Generally, these challenges are the result of existing SNF policies affecting resident care, admissions, reimbursement, and evictions that may violate federal and state nursing home reform laws and regulations. These may include the common practice of evicting residents they consider difficult, despite the fact that eviction is only allowed for several reasons: failure to pay, a resident no longer needs nursing home care, a resident’s needs cannot be met, a resident endangers others’ safety or health, or the facility is going out of business.
There are other common practices or false beliefs that may run afoul of local, state or federal regulations that providers need to be aware of and continually updated on to avoid costly legal or regulatory actions as well as avoid creating causes for reimbursement claim denials.

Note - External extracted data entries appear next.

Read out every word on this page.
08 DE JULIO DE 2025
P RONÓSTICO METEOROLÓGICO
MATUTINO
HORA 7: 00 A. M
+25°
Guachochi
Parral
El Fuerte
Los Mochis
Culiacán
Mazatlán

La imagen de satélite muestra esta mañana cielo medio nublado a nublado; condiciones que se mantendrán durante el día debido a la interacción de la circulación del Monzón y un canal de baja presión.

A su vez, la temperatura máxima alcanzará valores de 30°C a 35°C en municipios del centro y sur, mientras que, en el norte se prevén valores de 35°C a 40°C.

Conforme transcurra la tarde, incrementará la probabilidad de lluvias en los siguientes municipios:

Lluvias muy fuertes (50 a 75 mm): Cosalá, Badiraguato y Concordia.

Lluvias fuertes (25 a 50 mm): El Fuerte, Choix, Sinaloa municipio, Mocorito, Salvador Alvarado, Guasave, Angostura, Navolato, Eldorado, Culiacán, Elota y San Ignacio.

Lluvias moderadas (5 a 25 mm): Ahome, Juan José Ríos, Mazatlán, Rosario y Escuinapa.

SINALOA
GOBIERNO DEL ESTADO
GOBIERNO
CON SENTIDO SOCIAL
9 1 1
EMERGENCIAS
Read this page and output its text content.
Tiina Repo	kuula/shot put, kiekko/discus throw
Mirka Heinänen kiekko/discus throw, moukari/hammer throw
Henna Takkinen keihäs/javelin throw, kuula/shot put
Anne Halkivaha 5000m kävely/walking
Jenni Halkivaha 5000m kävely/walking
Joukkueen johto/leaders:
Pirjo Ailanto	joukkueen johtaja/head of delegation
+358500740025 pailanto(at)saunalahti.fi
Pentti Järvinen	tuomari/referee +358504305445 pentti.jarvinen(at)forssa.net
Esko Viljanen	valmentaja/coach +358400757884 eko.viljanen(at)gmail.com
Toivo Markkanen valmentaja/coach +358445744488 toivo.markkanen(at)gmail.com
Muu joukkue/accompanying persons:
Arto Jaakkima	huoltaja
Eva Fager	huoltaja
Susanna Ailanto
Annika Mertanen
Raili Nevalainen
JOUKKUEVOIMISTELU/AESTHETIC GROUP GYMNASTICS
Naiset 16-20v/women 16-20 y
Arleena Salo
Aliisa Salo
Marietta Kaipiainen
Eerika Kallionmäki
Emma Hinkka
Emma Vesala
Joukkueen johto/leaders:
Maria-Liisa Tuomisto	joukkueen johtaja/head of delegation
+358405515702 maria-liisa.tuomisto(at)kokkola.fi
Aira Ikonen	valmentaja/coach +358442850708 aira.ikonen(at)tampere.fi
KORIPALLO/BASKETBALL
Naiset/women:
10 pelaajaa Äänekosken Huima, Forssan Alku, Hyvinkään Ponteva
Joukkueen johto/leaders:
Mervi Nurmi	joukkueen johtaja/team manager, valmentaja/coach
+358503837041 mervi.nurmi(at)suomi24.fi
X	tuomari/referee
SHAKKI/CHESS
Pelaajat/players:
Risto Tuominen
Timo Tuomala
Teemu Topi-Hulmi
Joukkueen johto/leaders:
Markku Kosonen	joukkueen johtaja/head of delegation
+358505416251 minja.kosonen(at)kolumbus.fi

These include:
- Medicaid does not pay for a specific service: Medicaid residents are entitled to the same services as other residents.
- Only staff can determine the care received: Both residents and their families have the right to participate in developing a care plan.
- Need to hire private help for a patient: Nursing homes and other facilities must provide all necessary care.
- Restraints are required to prevent the resident from wandering away: Restraints cannot be used for nursing home convenience or discipline.
- Family visiting hours are restricted: Family can visit at any time of the day or night, 24/7.
- Therapy must be discontinued because the resident is not progressing: Therapy may be appropriate even if the resident is not progressing and Medicare may pay even without current progress.
- Any amount set by the facility for extra charges must be paid: A nursing home may only require extra charges authorized at the time of admission.
- The facility has no available space for residents or family members to meet: A nursing home must provide a private area for resident and family meetings.
- The resident may be evicted if he or she if difficult or refusing care: Being difficult or refusing care does not justify eviction.
In addition to complying with myriad local, state and national regulations, providers of SNF and long-term care also need be prepared to address – and challenge – a variety of reasons that payors may use in an attempt to deny reimbursement claims. These include, but definitely are not limited, to:
- Nursing home assessment shows resident is not cognitively impaired
- Nursing home assessment shows that the beneficiary does not need assistance with ADL (Activities of Daily Living)
- Plans ignore medical necessity qualification, and deny based on another policy provision
- Plans review the medical necessity “trigger” but not necessary in a nursing home or assisted living environment
- The facility selected does not qualify under the plan’s provisions as a nursing home
- No return of phone calls or any response to correspondence
- Claims are delayed unreasonably
- Plans require unnecessary documentation
- Unreasonable interpretation of the applicable Long-term Care Policy
- Plans claim preemption of the plan under state or federal law
In conclusion, the difficulties encountered in this very different environment of healthcare are much different than what many providers, patients and families are used to. If a provider finds themselves facing these types of challenges, they may very well require advice from knowledgeable people inclusive of legal advice to handle this very necessary care for an ever-increasing population.